`1g` of `NaCl` is dissolved in `10g` of a solution the density of which is `1.07g//"cc"`. Find the molality and molarity of NaCl.

To solve the problem of finding the molality and molarity of NaCl when 1g of NaCl is dissolved in 10g of a solution with a density of 1.07 g/cc, we can follow these steps: ### Step 1: Calculate the number of moles of NaCl The molar mass of NaCl (sodium chloride) is approximately 58.5 g/mol. We can calculate the number of moles of NaCl using the formula: \[ \text{Number of moles} = \frac{\text{mass of solute (g)}}{\text{molar mass (g/mol)}} \] Substituting the values: \[ \text{Number of moles of NaCl} = \frac{1 \text{ g}}{58.5 \text{ g/mol}} \approx 0.0171 \text{ moles} \] ### Step 2: Calculate the weight of the solvent The total mass of the solution is given as 10 g, and since we have added 1 g of NaCl, the mass of the solvent can be calculated as: \[ \text{Weight of solvent} = \text{Total mass of solution} - \text{mass of NaCl} = 10 \text{ g} - 1 \text{ g} = 9 \text{ g} \] ### Step 3: Convert the weight of the solvent to kilograms To calculate molality, we need the weight of the solvent in kilograms: \[ \text{Weight of solvent in kg} = \frac{9 \text{ g}}{1000} = 0.009 \text{ kg} \] ### Step 4: Calculate the molality Molality (m) is defined as the number of moles of solute per kilogram of solvent: \[ \text{Molality} = \frac{\text{Number of moles of solute}}{\text{Weight of solvent (kg)}} \] Substituting the values: \[ \text{Molality} = \frac{0.0171 \text{ moles}}{0.009 \text{ kg}} \approx 1.90 \text{ mol/kg} \] ### Step 5: Calculate the volume of the solution To find the molarity, we need the volume of the solution.
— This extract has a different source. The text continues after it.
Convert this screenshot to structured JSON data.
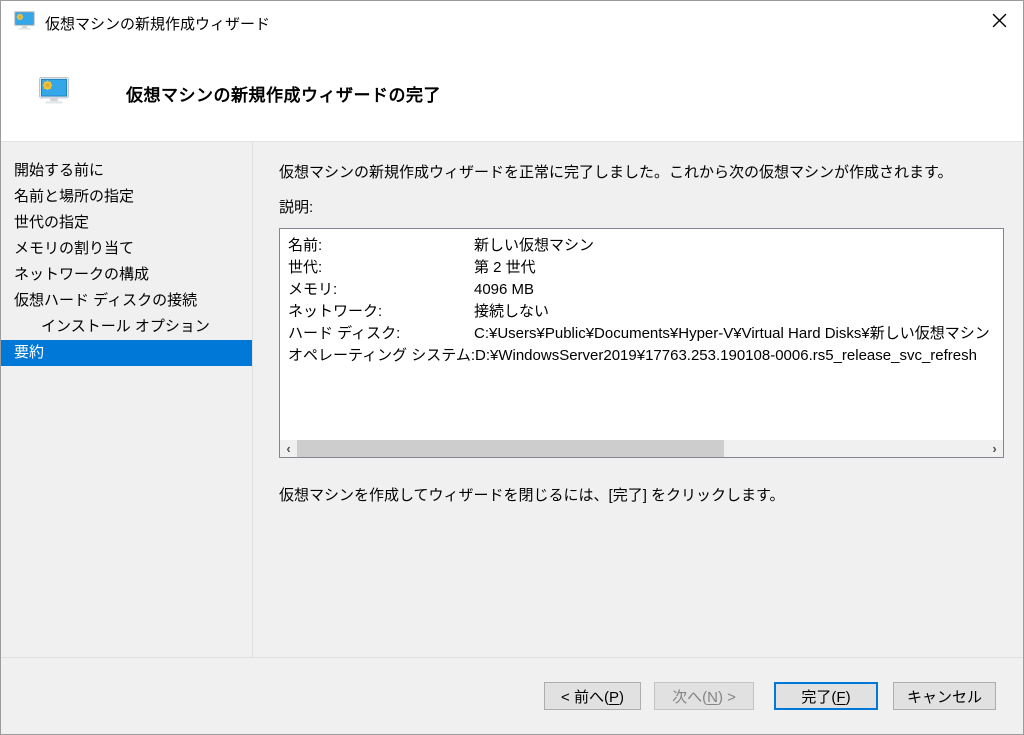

We can find the volume using the density formula: \[ \text{Density} = \frac{\text{mass}}{\text{volume}} \] Rearranging gives us: \[ \text{Volume} = \frac{\text{mass}}{\text{density}} = \frac{10 \text{ g}}{1.07 \text{ g/cc}} \approx 9.34 \text{ cc} \approx 0.00934 \text{ L} \] ### Step 6: Calculate the molarity Molarity (M) is defined as the number of moles of solute per liter of solution: \[ \text{Molarity} = \frac{\text{Number of moles of solute}}{\text{Volume of solution (L)}} \] Substituting the values: \[ \text{Molarity} = \frac{0.0171 \text{ moles}}{0.00934 \text{ L}} \approx 1.83 \text{ M} \] ### Final Results - **Molality of NaCl**: approximately **1.90 mol/kg** - **Molarity of NaCl**: approximately **1.83 M**